Methodology
19 May 2026
What Cauta shows you
Cauta is an informational map that helps travelers understand neighborhood-level safety patterns in Mexico City. The city is divided into 847 small areas — called cuadrantes, the same units used by local police — and each one is colored from very low (green) to very high (deep red) risk. Tap any area to see a short safety brief written specifically for it.
Where the data comes from
Our risk scores are built from publicly available crime statistics from the Secretaría de Seguridad Ciudadana de la Ciudad de México (SSP CDMX), the city's public safety authority. The data is aggregated at the cuadrante level and covers reported incidents over recent months. We combine these counts with population estimates to produce normalized rates. We do not use private data, surveillance feeds, or third-party tracking.

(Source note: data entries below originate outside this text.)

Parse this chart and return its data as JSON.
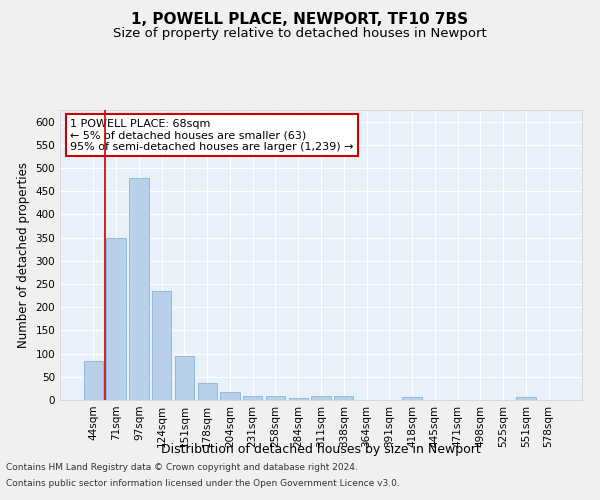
{
  "title1": "1, POWELL PLACE, NEWPORT, TF10 7BS",
  "title2": "Size of property relative to detached houses in Newport",
  "xlabel": "Distribution of detached houses by size in Newport",
  "ylabel": "Number of detached properties",
  "bar_labels": [
    "44sqm",
    "71sqm",
    "97sqm",
    "124sqm",
    "151sqm",
    "178sqm",
    "204sqm",
    "231sqm",
    "258sqm",
    "284sqm",
    "311sqm",
    "338sqm",
    "364sqm",
    "391sqm",
    "418sqm",
    "445sqm",
    "471sqm",
    "498sqm",
    "525sqm",
    "551sqm",
    "578sqm"
  ],
  "bar_values": [
    83,
    350,
    478,
    235,
    95,
    37,
    17,
    8,
    8,
    5,
    8,
    8,
    0,
    0,
    7,
    0,
    0,
    0,
    0,
    7,
    0
  ],
  "bar_color": "#b8d0ea",
  "bar_edgecolor": "#7aabcf",
  "vline_color": "#cc0000",
  "annotation_text": "1 POWELL PLACE: 68sqm\n← 5% of detached houses are smaller (63)\n95% of semi-detached houses are larger (1,239) →",
  "annotation_box_facecolor": "#ffffff",
  "annotation_box_edgecolor": "#cc0000",
  "ylim": [
    0,
    625
  ],
  "yticks": [
    0,
    50,
    100,
    150,
    200,
    250,
    300,
    350,
    400,
    450,
    500,
    550,
    600
  ],
  "footnote1": "Contains HM Land Registry data © Crown copyright and database right 2024.",
  "footnote2": "Contains public sector information licensed under the Open Government Licence v3.0.",
  "fig_facecolor": "#f0f0f0",
  "plot_facecolor": "#e8f0fa",
  "grid_color": "#ffffff",
  "title1_fontsize": 11,
  "title2_fontsize": 9.5,
  "xlabel_fontsize": 9,
  "ylabel_fontsize": 8.5,
  "tick_fontsize": 7.5,
  "annotation_fontsize": 8,
  "footnote_fontsize": 6.5
}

How the risk score is calculated
Each area receives a 0–100 score that blends recent incident frequency, severity (violent vs. non-violent), and how fresh the data is. We then group the 847 areas into five bands — very low, low, medium, high, and very high — to make the map easier to read. The score is a relative ranking across the city: a 70 in one area means the recent picture there has been notably worse than in lower-scored areas, not that something is guaranteed to happen.
What "Recent trend" means
Each neighborhood brief includes a trend indicator: improving, stable, or worsening. This compares the most recent reporting period to the period before it. For areas with very little data, we show "insufficient data" instead — a small number of incidents can swing a percentage dramatically without meaning much.
What the AI insights are
The neighborhood briefs you see on the map are generated by an AI model (Claude, by Anthropic) using the same public crime data as the risk score. We've designed the prompts to be conservative and practical — closer in tone to a thoughtful guidebook than to a news headline. The model summarizes what's in the data and offers general practical tips. It doesn't predict crime, doesn't name individuals, and doesn't make specific claims about specific streets unless those streets appear in the underlying data.
What we don't do
We do not predict the future. We do not track individual users or share location data. We do not claim our scores replace local advice, official channels, or your own judgment. We do not partner with law enforcement or any FIFA event organization. Cauta is informational only and is not a substitute for emergency services — in an emergency in Mexico, call 911.
How often data is updated
Source data is refreshed on a regular schedule and the displayed scores update accordingly. Each area card shows when its underlying data was last refreshed.